Кора спускалась из своего поселка к капищу по выбитым в скале ступенькам и находила большое наслаждение смотреть на бушующую речку и на всю прилегающую к капищу дикую местность. Выдающаяся в скалах колоссальные каменные глыбы подавляюще действовали на Кору, что гармонировало с ея душевным настроением. Глыбы, казалось, вот-вот рухнут и, потянув другие такие же глыбы, погребут под собою все русло реки, неугомонно ревущей и бешено несущей пенящиеся волны по острым порогам своего ложа. Кора любовалась, как река рвется из берегов, кипит, словно в раскаленном котле, и шумным налетом набегает на уступы скал, как бы желая уничтожить их и пробить себе новый путь. Зеленовато-золотистые гребни волн представлялись Коре живыми человеческими призраками, то скрывающимися в клокочущей воде, то со стоном выскакивающими на поверхность. В призраки она глубоко верила точно так же, как верила в загробную жизнь и в переселение душ и возводила свои верования в религиозный культ. Погребенный у капища ея жених, думала она, не разлучается с нею, что душа его имеет с ея душою постоянное общение, и что выйти замуж без разрешения умершего она не имеет права.

С винтовкою и холодным оружием Кора не расставалась. Это были охранявшие ее друзья, никогда ей не изменявшее.

Так прошел год ея одиночества, наступил другой, но живое воспоминание о женихе не сглаживалось у Коры. Раз как-то под вечер она сидела у капища и, не обращая внимания на [725] окружающие предметы, мыслями вся отдалась самой себе; шум волн и сосредоточенность привели ее в то состояние, когда человек перестает сознавать собственное я, собственное бытие, когда внешний мир в эти минуты для него не существует. При этом состоянии она не заметила, как подошли к ней два человека, из коих один был ея умерший жених, а другой совершенно незнакомый. На груди жениха зияла черным пятном рана, и из нея сочилась темно-красная кровь, лицо жениха было болезненно-бледное, вся одежда истрепана и окровавлена.

Ужас охватил Кору, она не могла шевельнуться и, оцепенев, не отрывала глаз от умершего.

— Слушай, Кора, — обратился к ней жених, — трудно выразить мою признательность к тебе за память и любовь, ты являешься исключением между всеми женщинами, но прошу тебя забыть твоего жениха, он мертв, а мертвые не встают...

— А как же ты?.. — воскликнула Кора, не отрывая глаз от умершего.

— Я отошел в вечность, я мертвец, и явился к тебе просить избрать себе в мужья вот этого молодого тушина.

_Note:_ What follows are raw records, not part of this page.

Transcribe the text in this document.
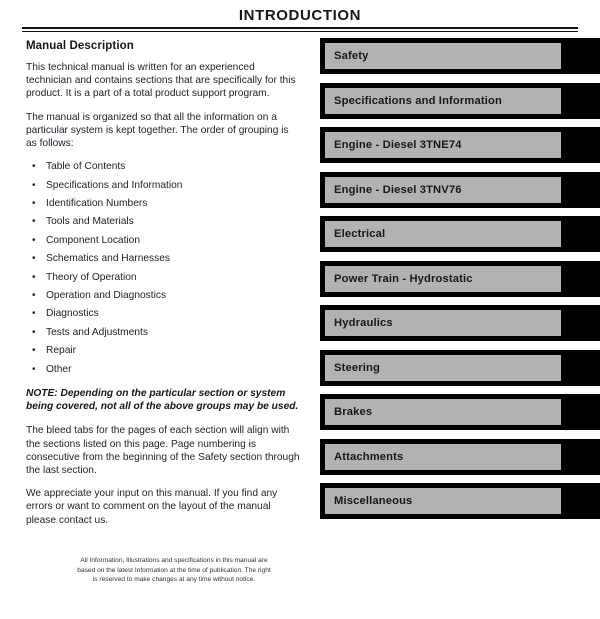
INTRODUCTION
Manual Description

This technical manual is written for an experienced technician and contains sections that are specifically for this product. It is a part of a total product support program.

The manual is organized so that all the information on a particular system is kept together. The order of grouping is as follows:

• Table of Contents
• Specifications and Information
• Identification Numbers
• Tools and Materials
• Component Location
• Schematics and Harnesses
• Theory of Operation
• Operation and Diagnostics
• Diagnostics
• Tests and Adjustments
• Repair
• Other

NOTE: Depending on the particular section or system being covered, not all of the above groups may be used.

The bleed tabs for the pages of each section will align with the sections listed on this page. Page numbering is consecutive from the beginning of the Safety section through the last section.

We appreciate your input on this manual. If you find any errors or want to comment on the layout of the manual please contact us.

All Information, Illustrations and specifications in this manual are based on the latest Information at the time of publication. The right is reserved to make changes at any time without notice.
Safety
Specifications and Information
Engine - Diesel 3TNE74
Engine - Diesel 3TNV76
Electrical
Power Train - Hydrostatic
Hydraulics
Steering
Brakes
Attachments
Miscellaneous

Разрешаю быть его женою, благословляю вас, будь счастлива и также честна, как была до сих пор. Прощай!

Виденье исчезло. С сильно бьющимся сердцем и дрожа, как в лихорадке, Кора вскочила с места. От ужаса она не могла опомниться, не верилось ей, чтобы это был сон; видение и разговор так были явственны, так отчетливы, что сомневаться в действительности не было возможности. Кора протирала себе глаза, озиралась вокруг, всматривалась в даль, но все напрасно, она была одна, мертвая тишина царила повсюду, нарушаемая лишь однообразным шумом бурливой реки.

— Господи, что это такое! — проговорила она наконец, осеняя себя крестом. — Нет! Не может быть, чтобы это мне приснилось!
Тут совершается что-то непонятное, странное! Не первый же раз мне приходится быть одной? Когда же я теряла чуткость даже во время сна, а тут, быть может, я только задремала...

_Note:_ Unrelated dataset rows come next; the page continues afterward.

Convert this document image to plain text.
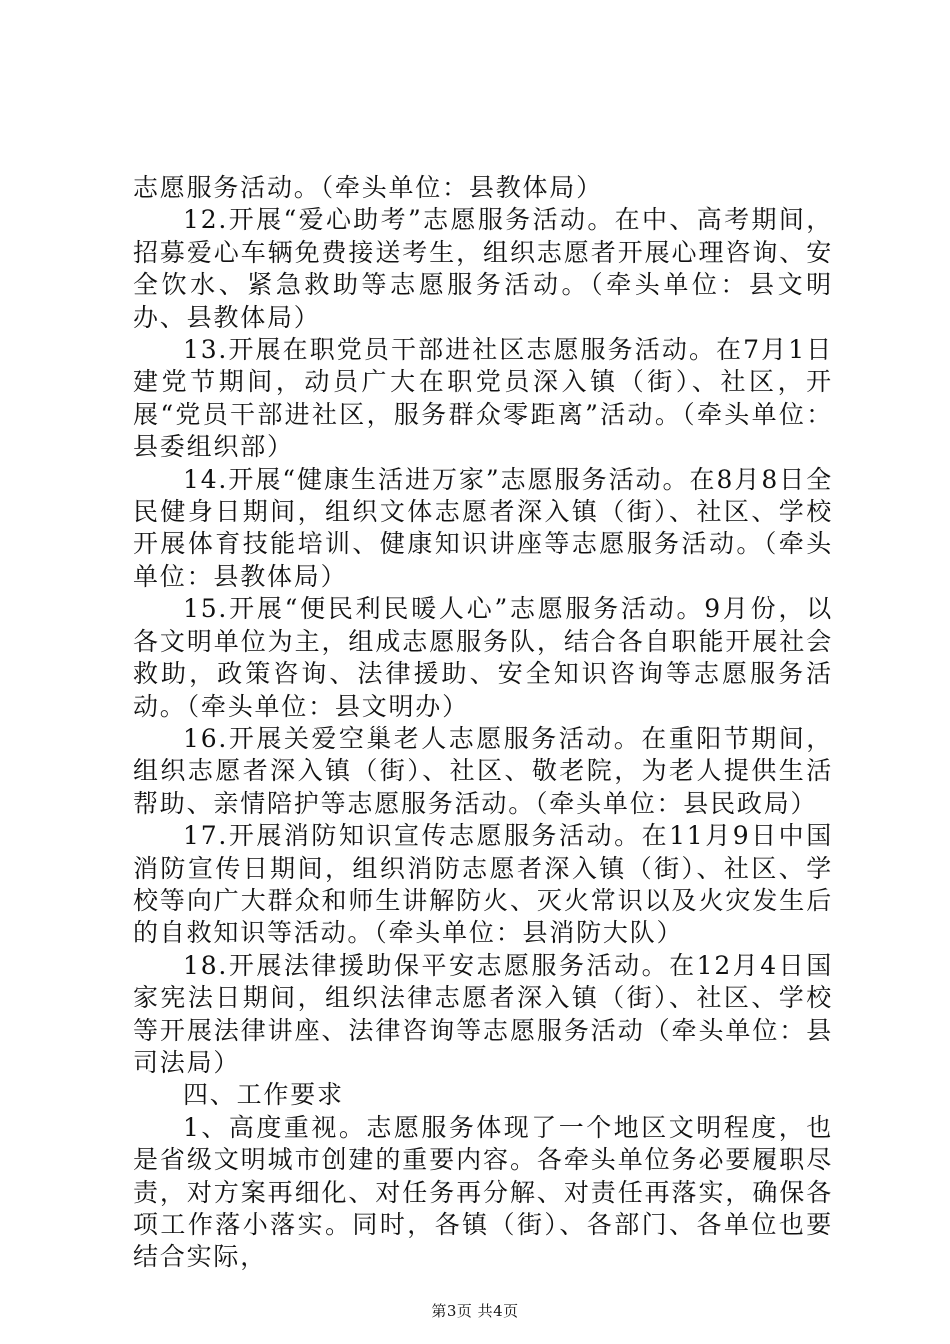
志愿服务活动。（牵头单位：县教体局）

12.开展“爱心助考”志愿服务活动。在中、高考期间，招募爱心车辆免费接送考生，组织志愿者开展心理咨询、安全饮水、紧急救助等志愿服务活动。（牵头单位：县文明办、县教体局）

13.开展在职党员干部进社区志愿服务活动。在7月1日建党节期间，动员广大在职党员深入镇（街）、社区，开展“党员干部进社区，服务群众零距离”活动。（牵头单位：县委组织部）

14.开展“健康生活进万家”志愿服务活动。在8月8日全民健身日期间，组织文体志愿者深入镇（街）、社区、学校开展体育技能培训、健康知识讲座等志愿服务活动。（牵头单位：县教体局）

15.开展“便民利民暖人心”志愿服务活动。9月份，以各文明单位为主，组成志愿服务队，结合各自职能开展社会救助，政策咨询、法律援助、安全知识咨询等志愿服务活动。（牵头单位：县文明办）

16.开展关爱空巢老人志愿服务活动。在重阳节期间，组织志愿者深入镇（街）、社区、敬老院，为老人提供生活帮助、亲情陪护等志愿服务活动。（牵头单位：县民政局）

17.开展消防知识宣传志愿服务活动。在11月9日中国消防宣传日期间，组织消防志愿者深入镇（街）、社区、学校等向广大群众和师生讲解防火、灭火常识以及火灾发生后的自救知识等活动。（牵头单位：县消防大队）

18.开展法律援助保平安志愿服务活动。在12月4日国家宪法日期间，组织法律志愿者深入镇（街）、社区、学校等开展法律讲座、法律咨询等志愿服务活动（牵头单位：县司法局）

四、工作要求

1、高度重视。志愿服务体现了一个地区文明程度，也是省级文明城市创建的重要内容。各牵头单位务必要履职尽责，对方案再细化、对任务再分解、对责任再落实，确保各项工作落小落实。同时，各镇（街）、各部门、各单位也要结合实际，

第3页 共4页
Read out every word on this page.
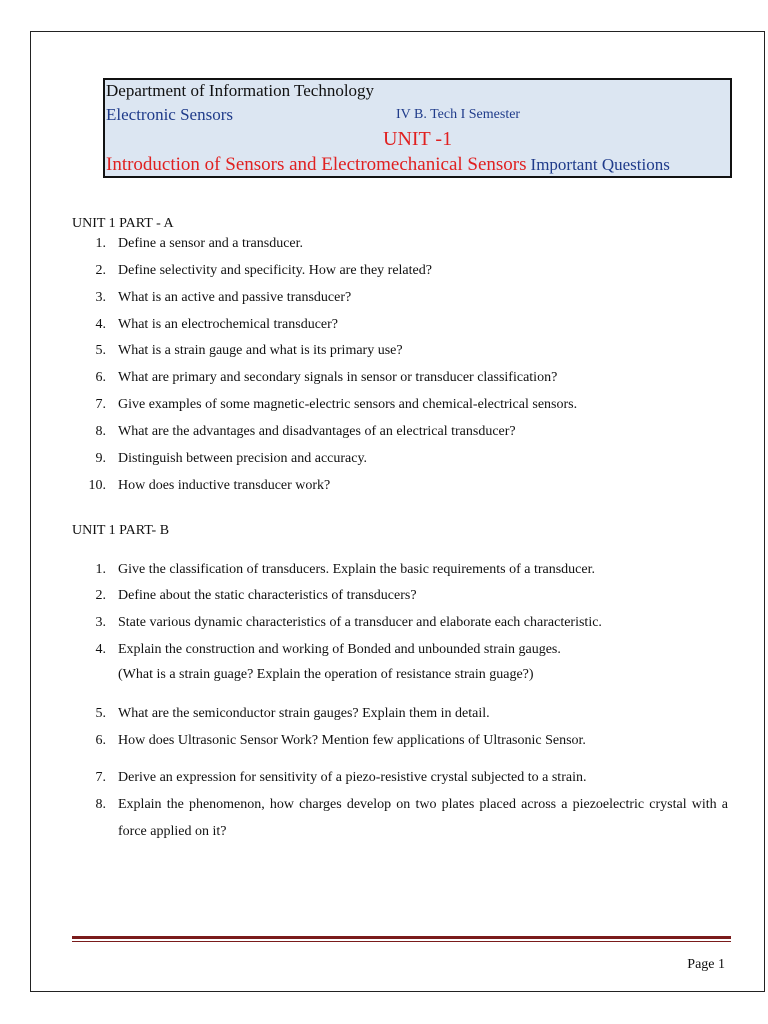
Department of Information Technology
Electronic Sensors	IV B. Tech I Semester
UNIT -1
Introduction of Sensors and Electromechanical Sensors Important Questions
UNIT 1 PART - A
1. Define a sensor and a transducer.
2. Define selectivity and specificity. How are they related?
3. What is an active and passive transducer?
4. What is an electrochemical transducer?
5. What is a strain gauge and what is its primary use?
6. What are primary and secondary signals in sensor or transducer classification?
7. Give examples of some magnetic-electric sensors and chemical-electrical sensors.
8. What are the advantages and disadvantages of an electrical transducer?
9. Distinguish between precision and accuracy.
10. How does inductive transducer work?
UNIT 1 PART- B
1. Give the classification of transducers. Explain the basic requirements of a transducer.
2. Define about the static characteristics of transducers?
3. State various dynamic characteristics of a transducer and elaborate each characteristic.
4. Explain the construction and working of Bonded and unbounded strain gauges.
5. What are the semiconductor strain gauges? Explain them in detail.
6. How does Ultrasonic Sensor Work? Mention few applications of Ultrasonic Sensor.
7. Derive an expression for sensitivity of a piezo-resistive crystal subjected to a strain.
8. Explain the phenomenon, how charges develop on two plates placed across a piezoelectric crystal with a force applied on it?
(What is a strain guage? Explain the operation of resistance strain guage?)
Page 1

Так думала Кора, продолжая озираться вокруг, и долго бы простояла в недоумении, если бы шум и шелест в кусте шиповника не обратил ея внимания. Быстро приподняв винтовку и став за могильную плиту жениха, она насторожила уши и устремила глаза в кусты.

В таком оцепенело-наблюдательном положении Кора, затаив дыхание, стояла несколько минут. Повторившийся шум листьев убедил Кору в присутствии кого-то за кустом. «Зверь это или человек, не знаю, думала она, — но кто-то есть»...

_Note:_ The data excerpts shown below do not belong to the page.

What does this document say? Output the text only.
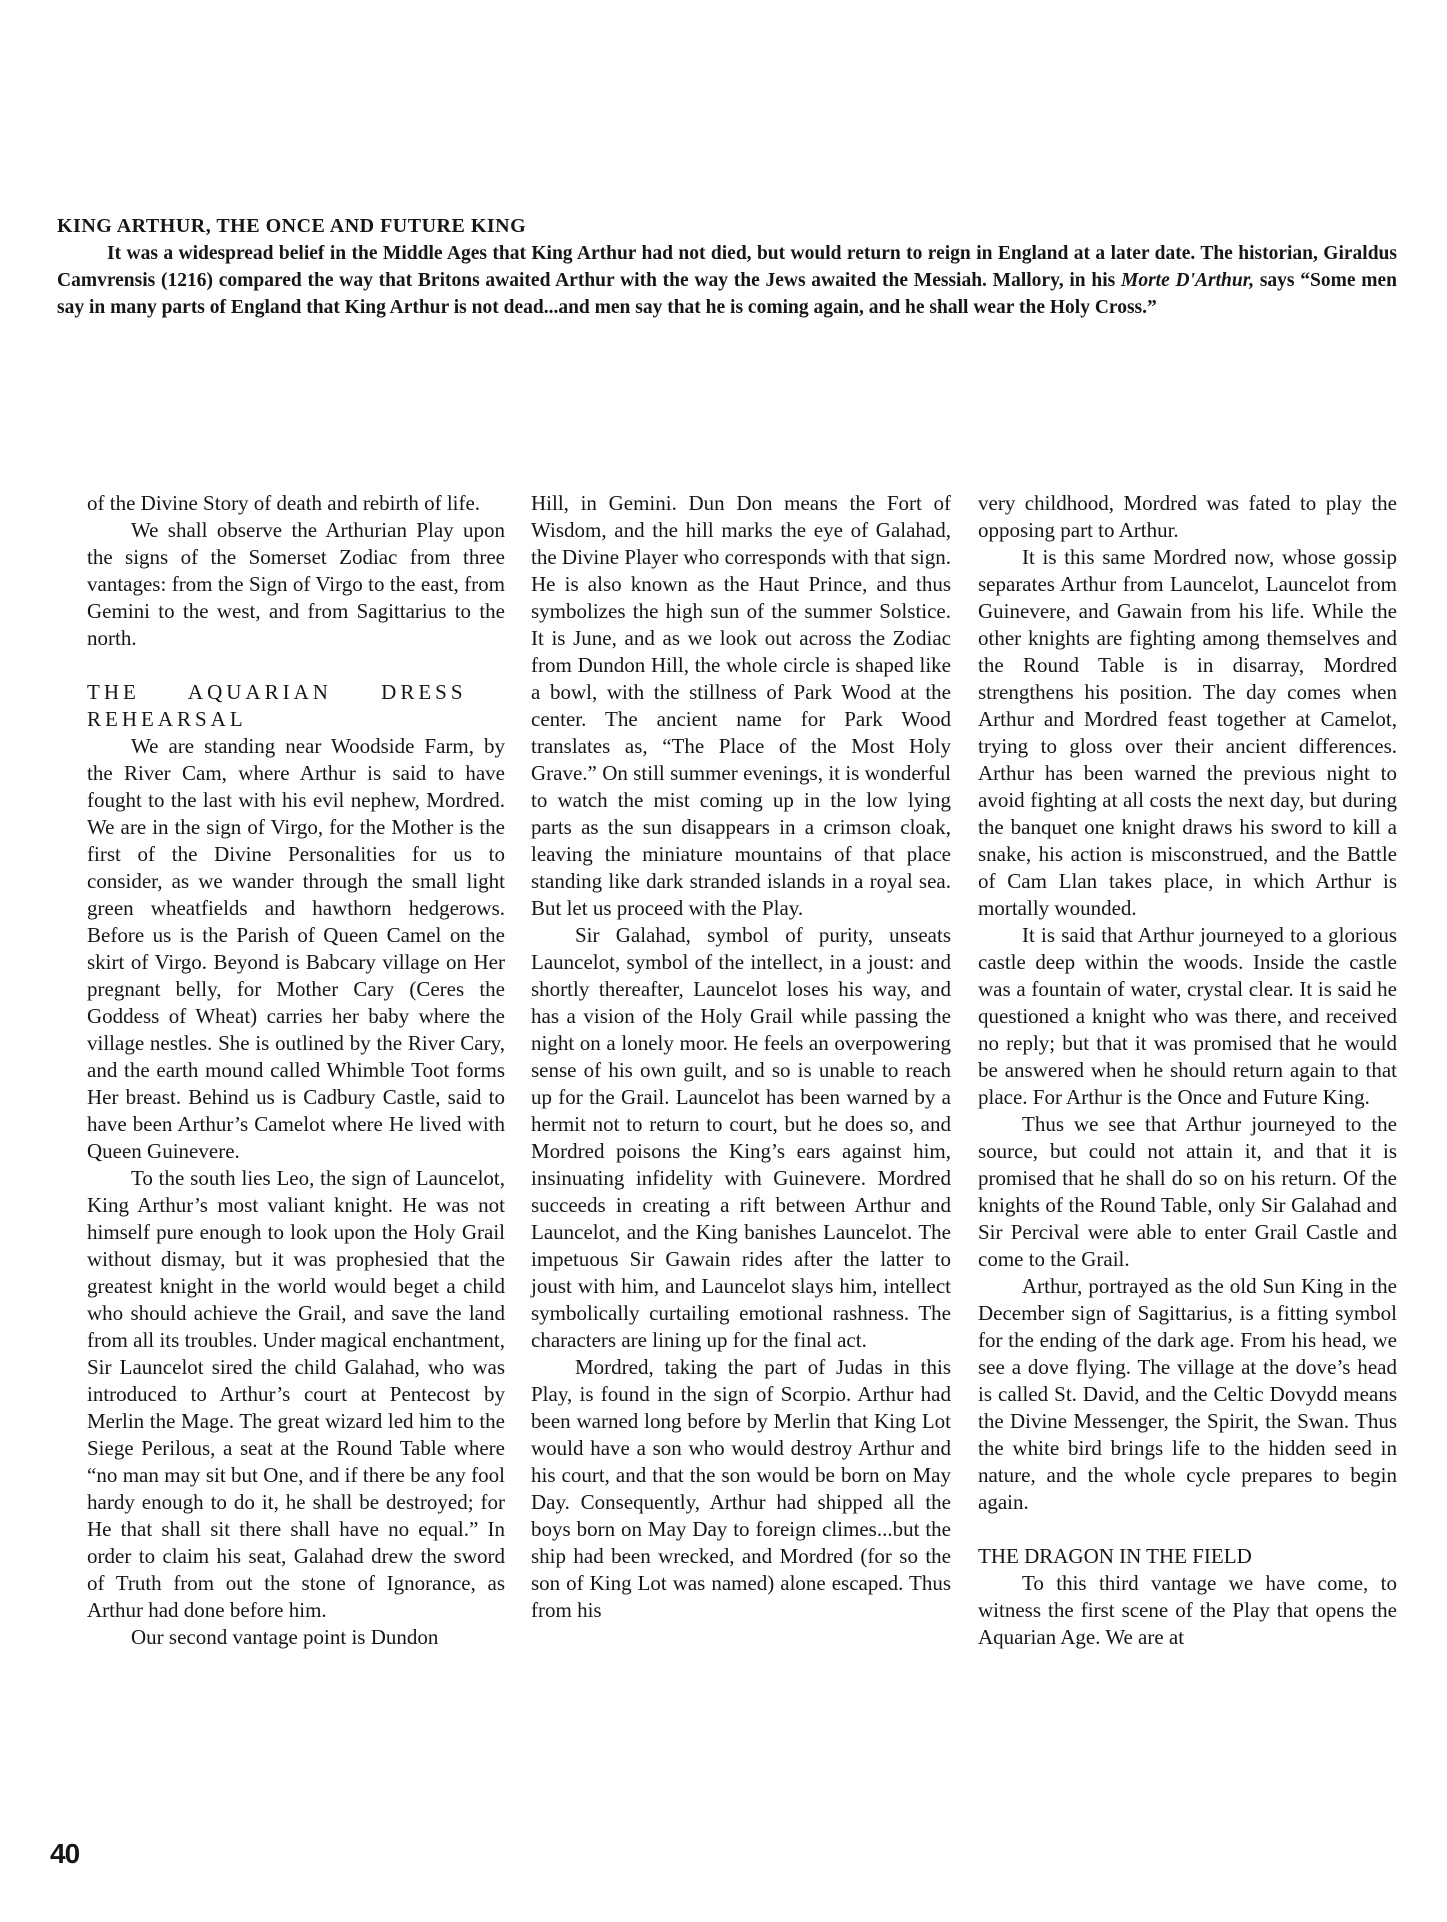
KING ARTHUR, THE ONCE AND FUTURE KING

It was a widespread belief in the Middle Ages that King Arthur had not died, but would return to reign in England at a later date. The historian, Giraldus Camvrensis (1216) compared the way that Britons awaited Arthur with the way the Jews awaited the Messiah. Mallory, in his Morte D'Arthur, says “Some men say in many parts of England that King Arthur is not dead...and men say that he is coming again, and he shall wear the Holy Cross.”

of the Divine Story of death and rebirth of life.

We shall observe the Arthurian Play upon the signs of the Somerset Zodiac from three vantages: from the Sign of Virgo to the east, from Gemini to the west, and from Sagittarius to the north.

THE AQUARIAN DRESS REHEARSAL

We are standing near Woodside Farm, by the River Cam, where Arthur is said to have fought to the last with his evil nephew, Mordred. We are in the sign of Virgo, for the Mother is the first of the Divine Personalities for us to consider, as we wander through the small light green wheatfields and hawthorn hedgerows. Before us is the Parish of Queen Camel on the skirt of Virgo. Beyond is Babcary village on Her pregnant belly, for Mother Cary (Ceres the Goddess of Wheat) carries her baby where the village nestles. She is outlined by the River Cary, and the earth mound called Whimble Toot forms Her breast. Behind us is Cadbury Castle, said to have been Arthur’s Camelot where He lived with Queen Guinevere.

To the south lies Leo, the sign of Launcelot, King Arthur’s most valiant knight. He was not himself pure enough to look upon the Holy Grail without dismay, but it was prophesied that the greatest knight in the world would beget a child who should achieve the Grail, and save the land from all its troubles. Under magical enchantment, Sir Launcelot sired the child Galahad, who was introduced to Arthur’s court at Pentecost by Merlin the Mage. The great wizard led him to the Siege Perilous, a seat at the Round Table where “no man may sit but One, and if there be any fool hardy enough to do it, he shall be destroyed; for He that shall sit there shall have no equal.” In order to claim his seat, Galahad drew the sword of Truth from out the stone of Ignorance, as Arthur had done before him.

Our second vantage point is Dundon

Hill, in Gemini. Dun Don means the Fort of Wisdom, and the hill marks the eye of Galahad, the Divine Player who corresponds with that sign. He is also known as the Haut Prince, and thus symbolizes the high sun of the summer Solstice. It is June, and as we look out across the Zodiac from Dundon Hill, the whole circle is shaped like a bowl, with the stillness of Park Wood at the center. The ancient name for Park Wood translates as, “The Place of the Most Holy Grave.” On still summer evenings, it is wonderful to watch the mist coming up in the low lying parts as the sun disappears in a crimson cloak, leaving the miniature mountains of that place standing like dark stranded islands in a royal sea. But let us proceed with the Play.

Sir Galahad, symbol of purity, unseats Launcelot, symbol of the intellect, in a joust: and shortly thereafter, Launcelot loses his way, and has a vision of the Holy Grail while passing the night on a lonely moor. He feels an overpowering sense of his own guilt, and so is unable to reach up for the Grail. Launcelot has been warned by a hermit not to return to court, but he does so, and Mordred poisons the King’s ears against him, insinuating infidelity with Guinevere. Mordred succeeds in creating a rift between Arthur and Launcelot, and the King banishes Launcelot. The impetuous Sir Gawain rides after the latter to joust with him, and Launcelot slays him, intellect symbolically curtailing emotional rashness. The characters are lining up for the final act.

Mordred, taking the part of Judas in this Play, is found in the sign of Scorpio. Arthur had been warned long before by Merlin that King Lot would have a son who would destroy Arthur and his court, and that the son would be born on May Day. Consequently, Arthur had shipped all the boys born on May Day to foreign climes...but the ship had been wrecked, and Mordred (for so the son of King Lot was named) alone escaped. Thus from his

very childhood, Mordred was fated to play the opposing part to Arthur.

It is this same Mordred now, whose gossip separates Arthur from Launcelot, Launcelot from Guinevere, and Gawain from his life. While the other knights are fighting among themselves and the Round Table is in disarray, Mordred strengthens his position. The day comes when Arthur and Mordred feast together at Camelot, trying to gloss over their ancient differences. Arthur has been warned the previous night to avoid fighting at all costs the next day, but during the banquet one knight draws his sword to kill a snake, his action is misconstrued, and the Battle of Cam Llan takes place, in which Arthur is mortally wounded.

It is said that Arthur journeyed to a glorious castle deep within the woods. Inside the castle was a fountain of water, crystal clear. It is said he questioned a knight who was there, and received no reply; but that it was promised that he would be answered when he should return again to that place. For Arthur is the Once and Future King.

Thus we see that Arthur journeyed to the source, but could not attain it, and that it is promised that he shall do so on his return. Of the knights of the Round Table, only Sir Galahad and Sir Percival were able to enter Grail Castle and come to the Grail.

Arthur, portrayed as the old Sun King in the December sign of Sagittarius, is a fitting symbol for the ending of the dark age. From his head, we see a dove flying. The village at the dove’s head is called St. David, and the Celtic Dovydd means the Divine Messenger, the Spirit, the Swan. Thus the white bird brings life to the hidden seed in nature, and the whole cycle prepares to begin again.

THE DRAGON IN THE FIELD

To this third vantage we have come, to witness the first scene of the Play that opens the Aquarian Age. We are at

40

Внимание и зоркость Коры усилились, она не сводила глаз с куста в ожидании появления живого существа. [726]

— С каким бы наслаждением я уложила это живое существо, если бы оно оказалось лезгином, — проговорила шепотом Кора, — да, это было бы человеческое жертвоприношение, которое вместе с тем послужило бы искуплением смерти моего жениха и оправдало бы легенду о капище.

Чуткость и зоркость не обманывали Кору, она между листьями шиповника заметила небольшое цветное пятно, и этого достаточно было, чтобы убедить ее, что за кустом спрятался человек.

Заряда терять не надобно, — промелькнуло в голове Коры, — следует безошибочно попасть в это пятно, а иначе завяжется рукопашная...

Кора приняла более выгодное положение, приложила к плечу винтовку и стала целиться в намеченный ея зорким глазом предмет, но почему-то у нея являлась нерешительность, что-то останавливало ее сделать выстрел.

«Когда же я затруднялась перед лезгином? Что это за малодушие и ребячество», — подумала Кора и, приложив вновь приклад к плечу, решилась не щадить врага.

17-ти-летняя девушка с прелестными очертаниями лица, стройная, как пальма, добросердечная, всегда между своими кроткая, ласковая и предупредительная, теперь обратилась в хищного зверя, теперь в ней заглохло все человеческое, она жаждала крови, жаждала видеть предсмертные страдания врага...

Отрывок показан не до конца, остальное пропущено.